According to the United States Census Bureau, the town has a total area of 36.1 square miles (93.5 km^{2}), all land.

==Demographics==
At the 2000 census there were 853 people, 266 households, and 214 families in the town. The population density was 23.6 people per square mile (9.1/km^{2}). There were 279 housing units at an average density of 7.7 per square mile (3.0/km^{2}). The racial makeup of the town was 98.71% White, 0.12% Native American, 0.12% Asian, 0.59% from other races, and 0.47% from two or more races. Hispanic or Latino of any race were 1.17%.

Of the 266 households 39.8% had children under the age of 18 living with them, 72.2% were married couples living together, 3.0% had a female householder with no husband present, and 19.5% were non-families. 15.0% of households were one person and 5.3% were one person aged 65 or older. The average household size was 3.21 and the average family size was 3.59.

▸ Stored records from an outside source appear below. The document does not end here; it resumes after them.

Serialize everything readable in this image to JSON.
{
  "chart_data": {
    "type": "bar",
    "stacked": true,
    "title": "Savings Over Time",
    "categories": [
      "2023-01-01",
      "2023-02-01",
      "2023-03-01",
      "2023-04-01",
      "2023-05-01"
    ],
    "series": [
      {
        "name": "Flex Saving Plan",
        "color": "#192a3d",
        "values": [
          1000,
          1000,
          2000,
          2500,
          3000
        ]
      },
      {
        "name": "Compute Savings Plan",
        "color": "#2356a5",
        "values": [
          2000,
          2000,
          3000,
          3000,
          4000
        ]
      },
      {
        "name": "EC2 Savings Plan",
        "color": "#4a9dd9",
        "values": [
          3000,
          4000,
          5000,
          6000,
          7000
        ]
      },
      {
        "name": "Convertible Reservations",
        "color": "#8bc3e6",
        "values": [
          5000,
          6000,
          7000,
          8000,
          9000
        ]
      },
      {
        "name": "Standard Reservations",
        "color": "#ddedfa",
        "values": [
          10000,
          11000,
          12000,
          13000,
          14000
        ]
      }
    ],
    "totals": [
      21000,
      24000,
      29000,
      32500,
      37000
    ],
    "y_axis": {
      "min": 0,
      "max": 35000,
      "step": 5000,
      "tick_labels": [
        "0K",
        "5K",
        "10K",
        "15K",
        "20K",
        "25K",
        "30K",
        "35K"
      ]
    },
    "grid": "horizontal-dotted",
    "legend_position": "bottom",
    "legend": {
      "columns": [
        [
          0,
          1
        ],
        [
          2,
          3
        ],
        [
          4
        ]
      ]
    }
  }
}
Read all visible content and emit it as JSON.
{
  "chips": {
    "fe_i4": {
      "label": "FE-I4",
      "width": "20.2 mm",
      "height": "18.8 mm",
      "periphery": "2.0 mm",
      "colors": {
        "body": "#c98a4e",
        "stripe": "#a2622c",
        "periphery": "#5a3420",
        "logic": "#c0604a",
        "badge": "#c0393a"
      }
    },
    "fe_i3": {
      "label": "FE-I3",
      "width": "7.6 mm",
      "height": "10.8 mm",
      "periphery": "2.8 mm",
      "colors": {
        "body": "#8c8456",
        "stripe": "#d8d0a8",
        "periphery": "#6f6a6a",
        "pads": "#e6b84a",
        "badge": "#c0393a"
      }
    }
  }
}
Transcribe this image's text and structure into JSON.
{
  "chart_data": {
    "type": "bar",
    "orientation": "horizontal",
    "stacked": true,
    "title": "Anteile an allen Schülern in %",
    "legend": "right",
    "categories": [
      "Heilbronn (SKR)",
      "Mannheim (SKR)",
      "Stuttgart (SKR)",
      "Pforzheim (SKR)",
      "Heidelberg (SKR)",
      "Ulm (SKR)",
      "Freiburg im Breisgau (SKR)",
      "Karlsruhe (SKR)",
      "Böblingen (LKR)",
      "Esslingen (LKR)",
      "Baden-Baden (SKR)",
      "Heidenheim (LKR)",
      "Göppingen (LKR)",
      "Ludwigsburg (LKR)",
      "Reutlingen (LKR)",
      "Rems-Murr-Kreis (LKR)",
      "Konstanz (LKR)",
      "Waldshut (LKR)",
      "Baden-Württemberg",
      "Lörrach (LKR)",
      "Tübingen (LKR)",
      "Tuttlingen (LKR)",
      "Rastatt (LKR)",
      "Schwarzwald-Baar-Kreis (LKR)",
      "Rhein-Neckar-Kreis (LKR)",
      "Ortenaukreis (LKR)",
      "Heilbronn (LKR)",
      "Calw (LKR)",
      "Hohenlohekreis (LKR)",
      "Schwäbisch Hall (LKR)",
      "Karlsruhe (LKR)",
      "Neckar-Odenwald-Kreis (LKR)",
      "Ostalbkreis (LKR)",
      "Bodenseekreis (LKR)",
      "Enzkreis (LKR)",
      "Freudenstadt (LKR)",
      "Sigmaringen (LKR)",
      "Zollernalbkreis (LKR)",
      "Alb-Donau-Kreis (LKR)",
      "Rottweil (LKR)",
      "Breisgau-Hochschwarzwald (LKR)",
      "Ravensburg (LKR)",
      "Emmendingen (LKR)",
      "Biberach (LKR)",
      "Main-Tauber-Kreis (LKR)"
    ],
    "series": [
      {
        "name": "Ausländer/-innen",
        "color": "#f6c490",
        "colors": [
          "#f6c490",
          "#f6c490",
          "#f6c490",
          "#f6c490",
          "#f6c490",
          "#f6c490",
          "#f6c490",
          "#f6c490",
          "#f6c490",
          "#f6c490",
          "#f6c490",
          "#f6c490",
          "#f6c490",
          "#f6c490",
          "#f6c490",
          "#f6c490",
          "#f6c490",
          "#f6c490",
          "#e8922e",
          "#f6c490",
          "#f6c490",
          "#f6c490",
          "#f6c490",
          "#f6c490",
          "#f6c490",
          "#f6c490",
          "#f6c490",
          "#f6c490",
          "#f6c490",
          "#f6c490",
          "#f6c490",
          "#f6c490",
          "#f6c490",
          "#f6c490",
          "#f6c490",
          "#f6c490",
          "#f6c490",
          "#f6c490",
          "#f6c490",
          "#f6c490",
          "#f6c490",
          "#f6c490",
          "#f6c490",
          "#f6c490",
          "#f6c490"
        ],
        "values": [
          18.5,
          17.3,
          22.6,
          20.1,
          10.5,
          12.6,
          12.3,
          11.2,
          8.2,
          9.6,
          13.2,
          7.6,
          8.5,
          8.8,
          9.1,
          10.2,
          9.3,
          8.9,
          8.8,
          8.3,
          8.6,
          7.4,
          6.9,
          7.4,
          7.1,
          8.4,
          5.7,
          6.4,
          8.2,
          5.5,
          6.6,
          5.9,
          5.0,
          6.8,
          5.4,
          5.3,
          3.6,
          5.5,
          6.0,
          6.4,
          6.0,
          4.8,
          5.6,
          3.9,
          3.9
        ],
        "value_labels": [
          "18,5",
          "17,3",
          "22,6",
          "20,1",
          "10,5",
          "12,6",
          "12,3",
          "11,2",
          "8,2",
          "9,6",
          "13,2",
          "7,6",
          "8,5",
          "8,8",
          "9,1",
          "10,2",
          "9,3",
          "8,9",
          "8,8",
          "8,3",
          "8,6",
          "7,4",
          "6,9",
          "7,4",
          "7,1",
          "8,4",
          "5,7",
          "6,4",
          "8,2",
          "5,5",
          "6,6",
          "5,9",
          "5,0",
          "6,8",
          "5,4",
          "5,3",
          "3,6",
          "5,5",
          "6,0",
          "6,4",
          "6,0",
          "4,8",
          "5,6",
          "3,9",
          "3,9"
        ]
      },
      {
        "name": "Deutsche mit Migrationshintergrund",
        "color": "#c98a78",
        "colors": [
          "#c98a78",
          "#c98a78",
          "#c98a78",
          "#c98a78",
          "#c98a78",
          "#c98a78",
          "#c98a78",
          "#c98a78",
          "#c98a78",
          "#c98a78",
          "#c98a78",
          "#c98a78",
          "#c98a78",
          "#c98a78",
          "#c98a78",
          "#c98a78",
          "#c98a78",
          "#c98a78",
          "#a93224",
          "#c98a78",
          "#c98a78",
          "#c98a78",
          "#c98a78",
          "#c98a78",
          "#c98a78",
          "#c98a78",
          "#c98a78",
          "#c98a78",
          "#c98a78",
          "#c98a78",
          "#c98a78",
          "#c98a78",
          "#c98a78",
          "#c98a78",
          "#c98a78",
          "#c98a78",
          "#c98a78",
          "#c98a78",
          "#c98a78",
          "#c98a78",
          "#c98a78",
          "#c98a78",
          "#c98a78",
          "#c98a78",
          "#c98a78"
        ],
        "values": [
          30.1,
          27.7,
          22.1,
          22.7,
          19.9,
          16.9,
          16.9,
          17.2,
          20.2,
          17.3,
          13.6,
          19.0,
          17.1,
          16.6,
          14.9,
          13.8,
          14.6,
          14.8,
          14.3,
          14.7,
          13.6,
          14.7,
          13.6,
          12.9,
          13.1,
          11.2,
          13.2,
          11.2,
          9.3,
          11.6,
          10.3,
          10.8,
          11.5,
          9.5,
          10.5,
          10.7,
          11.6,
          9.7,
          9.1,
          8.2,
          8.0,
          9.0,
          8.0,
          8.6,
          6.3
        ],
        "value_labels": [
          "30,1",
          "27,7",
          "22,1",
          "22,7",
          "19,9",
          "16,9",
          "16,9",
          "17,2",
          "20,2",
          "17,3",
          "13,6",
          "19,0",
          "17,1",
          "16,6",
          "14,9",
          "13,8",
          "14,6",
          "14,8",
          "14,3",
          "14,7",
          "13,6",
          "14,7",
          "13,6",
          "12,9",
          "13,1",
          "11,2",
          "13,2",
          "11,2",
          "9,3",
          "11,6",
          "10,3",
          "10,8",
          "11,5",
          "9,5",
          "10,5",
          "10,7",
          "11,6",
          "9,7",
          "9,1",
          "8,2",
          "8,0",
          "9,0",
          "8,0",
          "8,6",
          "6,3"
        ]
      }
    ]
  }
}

The age distribution was 31.7% under the age of 18, 10.4% from 18 to 24, 25.3% from 25 to 44, 22.7% from 45 to 64, and 9.8% 65 or older. The median age was 34 years. For every 100 females, there were 106.5 males. For every 100 females age 18 and over, there were 105.3 males.

The median household income was $38,500 and the median family income was $45,000. Males had a median income of $25,375 versus $21,473 for females. The per capita income for the town was $14,133. About 4.8% of families and 12.1% of the population were below the poverty line, including 16.0% of those under age 18 and 4.9% of those age 65 or over.